One of the fundamental challenges with using COTS parts is that the manufacturer can change their process, packaging, or foundry without telling you and that change can dramatically alter the radiation response. You tested lot A and it survived 50 krad. Your flight build uses lot B from two years later, and it fails at 15 krad. This is not a theoretical concern; it has happened repeatedly.
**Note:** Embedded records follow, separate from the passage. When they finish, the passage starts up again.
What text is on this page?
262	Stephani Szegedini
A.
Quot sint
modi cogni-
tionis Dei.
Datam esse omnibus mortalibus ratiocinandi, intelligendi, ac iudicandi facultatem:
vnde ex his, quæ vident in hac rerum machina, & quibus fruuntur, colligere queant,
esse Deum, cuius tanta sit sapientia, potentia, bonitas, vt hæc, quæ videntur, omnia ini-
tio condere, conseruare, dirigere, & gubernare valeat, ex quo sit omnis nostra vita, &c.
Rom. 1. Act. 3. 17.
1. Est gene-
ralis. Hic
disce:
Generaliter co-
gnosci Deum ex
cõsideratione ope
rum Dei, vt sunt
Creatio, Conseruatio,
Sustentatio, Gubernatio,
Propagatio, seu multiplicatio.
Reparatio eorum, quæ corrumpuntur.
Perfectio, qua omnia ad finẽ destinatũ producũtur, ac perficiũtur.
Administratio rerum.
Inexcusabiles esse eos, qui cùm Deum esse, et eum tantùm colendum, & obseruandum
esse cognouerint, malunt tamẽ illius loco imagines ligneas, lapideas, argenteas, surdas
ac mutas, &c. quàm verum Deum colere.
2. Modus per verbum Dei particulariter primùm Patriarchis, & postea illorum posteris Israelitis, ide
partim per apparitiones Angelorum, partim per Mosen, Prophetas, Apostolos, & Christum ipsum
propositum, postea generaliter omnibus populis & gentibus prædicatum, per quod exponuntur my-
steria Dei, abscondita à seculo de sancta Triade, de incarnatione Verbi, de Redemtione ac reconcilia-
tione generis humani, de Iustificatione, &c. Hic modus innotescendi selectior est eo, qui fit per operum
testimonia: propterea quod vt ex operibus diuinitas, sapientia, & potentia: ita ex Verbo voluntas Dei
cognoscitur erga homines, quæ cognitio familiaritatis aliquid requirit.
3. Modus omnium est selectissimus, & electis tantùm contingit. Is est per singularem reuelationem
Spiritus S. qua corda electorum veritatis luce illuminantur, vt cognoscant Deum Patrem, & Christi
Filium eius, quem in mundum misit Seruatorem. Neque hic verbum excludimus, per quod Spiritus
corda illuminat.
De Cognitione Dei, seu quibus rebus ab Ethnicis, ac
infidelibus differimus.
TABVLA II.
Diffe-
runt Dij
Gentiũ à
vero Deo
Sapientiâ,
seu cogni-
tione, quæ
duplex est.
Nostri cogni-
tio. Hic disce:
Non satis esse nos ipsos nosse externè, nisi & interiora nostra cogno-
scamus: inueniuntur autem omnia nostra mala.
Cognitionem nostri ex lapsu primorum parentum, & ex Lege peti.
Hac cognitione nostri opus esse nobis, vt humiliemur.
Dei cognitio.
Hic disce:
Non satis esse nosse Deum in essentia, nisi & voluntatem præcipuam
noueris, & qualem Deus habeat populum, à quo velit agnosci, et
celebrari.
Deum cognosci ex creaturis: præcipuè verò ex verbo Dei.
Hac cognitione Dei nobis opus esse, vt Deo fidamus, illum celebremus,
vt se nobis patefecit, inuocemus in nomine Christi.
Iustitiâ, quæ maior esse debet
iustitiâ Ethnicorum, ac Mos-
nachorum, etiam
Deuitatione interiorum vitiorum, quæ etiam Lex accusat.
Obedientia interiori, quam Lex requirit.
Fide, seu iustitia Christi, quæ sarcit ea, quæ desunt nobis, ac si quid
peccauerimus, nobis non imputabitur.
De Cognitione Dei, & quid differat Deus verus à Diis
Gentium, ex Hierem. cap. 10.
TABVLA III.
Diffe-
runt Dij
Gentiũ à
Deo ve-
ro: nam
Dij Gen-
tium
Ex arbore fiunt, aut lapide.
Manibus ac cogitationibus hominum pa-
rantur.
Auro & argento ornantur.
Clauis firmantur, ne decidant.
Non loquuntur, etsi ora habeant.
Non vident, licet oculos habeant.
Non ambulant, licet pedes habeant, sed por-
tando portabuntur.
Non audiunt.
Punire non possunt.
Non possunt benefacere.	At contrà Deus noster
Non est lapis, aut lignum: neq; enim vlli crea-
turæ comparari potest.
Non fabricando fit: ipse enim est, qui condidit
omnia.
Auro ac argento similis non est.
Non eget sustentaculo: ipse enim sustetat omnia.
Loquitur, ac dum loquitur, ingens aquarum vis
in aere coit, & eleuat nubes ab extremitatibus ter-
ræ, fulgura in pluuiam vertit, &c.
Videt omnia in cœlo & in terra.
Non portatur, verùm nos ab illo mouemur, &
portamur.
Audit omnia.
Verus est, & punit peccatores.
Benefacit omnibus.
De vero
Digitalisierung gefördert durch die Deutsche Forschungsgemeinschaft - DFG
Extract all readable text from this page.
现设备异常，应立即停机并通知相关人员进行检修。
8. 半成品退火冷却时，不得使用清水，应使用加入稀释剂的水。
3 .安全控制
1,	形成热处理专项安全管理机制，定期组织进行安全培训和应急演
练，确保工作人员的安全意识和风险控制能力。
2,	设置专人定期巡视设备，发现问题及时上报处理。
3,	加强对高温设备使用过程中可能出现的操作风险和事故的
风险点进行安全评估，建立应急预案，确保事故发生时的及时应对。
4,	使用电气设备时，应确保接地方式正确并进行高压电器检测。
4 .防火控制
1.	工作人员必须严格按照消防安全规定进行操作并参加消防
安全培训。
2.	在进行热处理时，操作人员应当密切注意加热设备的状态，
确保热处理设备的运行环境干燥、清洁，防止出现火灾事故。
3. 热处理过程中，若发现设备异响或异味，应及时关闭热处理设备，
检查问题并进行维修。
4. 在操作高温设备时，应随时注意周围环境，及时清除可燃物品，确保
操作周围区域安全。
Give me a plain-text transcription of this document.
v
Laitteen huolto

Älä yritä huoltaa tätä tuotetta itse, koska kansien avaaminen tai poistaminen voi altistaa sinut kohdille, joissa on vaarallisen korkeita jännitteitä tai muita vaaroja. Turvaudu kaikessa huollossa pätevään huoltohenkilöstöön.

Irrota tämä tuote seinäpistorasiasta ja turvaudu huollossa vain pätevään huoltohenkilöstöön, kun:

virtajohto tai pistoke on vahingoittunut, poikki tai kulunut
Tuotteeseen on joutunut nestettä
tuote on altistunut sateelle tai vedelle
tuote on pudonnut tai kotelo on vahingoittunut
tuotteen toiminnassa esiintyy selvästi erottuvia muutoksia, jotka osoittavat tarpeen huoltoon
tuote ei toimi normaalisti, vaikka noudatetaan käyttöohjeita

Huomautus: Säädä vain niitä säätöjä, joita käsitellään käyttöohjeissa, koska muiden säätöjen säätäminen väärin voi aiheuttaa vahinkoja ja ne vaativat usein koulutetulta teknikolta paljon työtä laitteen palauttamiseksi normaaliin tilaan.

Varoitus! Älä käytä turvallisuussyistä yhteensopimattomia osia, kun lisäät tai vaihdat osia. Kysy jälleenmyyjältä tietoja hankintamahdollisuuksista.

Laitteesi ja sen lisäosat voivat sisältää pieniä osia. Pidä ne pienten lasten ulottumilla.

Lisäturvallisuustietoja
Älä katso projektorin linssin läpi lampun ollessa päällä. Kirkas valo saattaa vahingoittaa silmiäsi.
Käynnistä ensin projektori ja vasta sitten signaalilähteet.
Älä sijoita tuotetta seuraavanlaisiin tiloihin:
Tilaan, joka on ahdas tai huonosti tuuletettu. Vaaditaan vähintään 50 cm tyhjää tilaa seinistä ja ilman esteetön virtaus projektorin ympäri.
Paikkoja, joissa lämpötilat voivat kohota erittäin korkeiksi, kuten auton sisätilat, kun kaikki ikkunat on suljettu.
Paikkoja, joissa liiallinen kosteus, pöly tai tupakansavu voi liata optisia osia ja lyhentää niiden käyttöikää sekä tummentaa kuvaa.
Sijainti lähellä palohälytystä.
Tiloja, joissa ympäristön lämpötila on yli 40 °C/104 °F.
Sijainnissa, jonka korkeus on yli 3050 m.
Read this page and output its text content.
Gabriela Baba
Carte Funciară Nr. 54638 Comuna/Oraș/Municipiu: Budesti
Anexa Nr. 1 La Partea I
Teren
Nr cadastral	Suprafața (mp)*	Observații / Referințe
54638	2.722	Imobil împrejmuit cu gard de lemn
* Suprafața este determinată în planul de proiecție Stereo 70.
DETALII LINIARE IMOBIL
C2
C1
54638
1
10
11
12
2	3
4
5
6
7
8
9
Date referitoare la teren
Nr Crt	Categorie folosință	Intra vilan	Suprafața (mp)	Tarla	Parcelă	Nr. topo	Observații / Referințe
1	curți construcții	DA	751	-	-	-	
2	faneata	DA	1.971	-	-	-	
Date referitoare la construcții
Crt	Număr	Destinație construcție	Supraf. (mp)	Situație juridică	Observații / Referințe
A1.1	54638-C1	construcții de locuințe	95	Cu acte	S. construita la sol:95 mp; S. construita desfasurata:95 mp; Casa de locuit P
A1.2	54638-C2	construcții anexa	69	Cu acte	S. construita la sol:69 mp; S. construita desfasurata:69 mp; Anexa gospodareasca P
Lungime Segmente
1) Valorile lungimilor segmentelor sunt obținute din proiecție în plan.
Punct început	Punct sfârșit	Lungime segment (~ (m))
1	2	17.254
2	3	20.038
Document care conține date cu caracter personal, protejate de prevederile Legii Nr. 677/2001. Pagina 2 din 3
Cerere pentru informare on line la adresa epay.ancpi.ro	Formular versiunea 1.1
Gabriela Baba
Documented examples of significant lot variability:

  • Linear voltage regulators are notorious for lot-to-lot TID variation. Multiple studies have shown 3-5× differences in failure dose between lots of the same part number from the same manufacturer.
  • Some COTS ADCs have shown lot-dependent SEL thresholds, with some lots being SEL-immune and others having LET thresholds in the 20-30 MeV-cm²/mg range.
  • Optocoupler CTR degradation under displacement damage can vary by factors of 2-4 between production lots due to LED efficiency differences.

Root causes:

  • Foundry migration (same part number, different fab)
  • Process node shrinks or optimizations
  • Changes in epitaxial layer thickness
  • Different passivation materials or oxide growth conditions
  • Wafer-to-wafer variation within a single lot
  • Die revisions that don’t change the part number

What can you do about it?

  • Lot Acceptance Testing (LAT): Test samples from each flight lot. This is the gold standard but adds cost and schedule. How many samples per lot is enough? TM1019 suggests 10 for TID; is that sufficient for statistical confidence?
  • Date code tracking: Maintain records of which date codes you’ve characterized. At minimum, you know when your data might be stale.
  • Manufacturer engagement: Some manufacturers will disclose process changes under NDA. Build those relationships.
  • Design margin: If you can’t guarantee lot consistency, your design margins need to account for the variability. This argues for larger RDM on COTS parts.

How does your program handle lot variability? Do you do LAT on every flight lot? What’s your threshold for deciding a part needs lot-level screening vs. accepting characterization data as sufficient?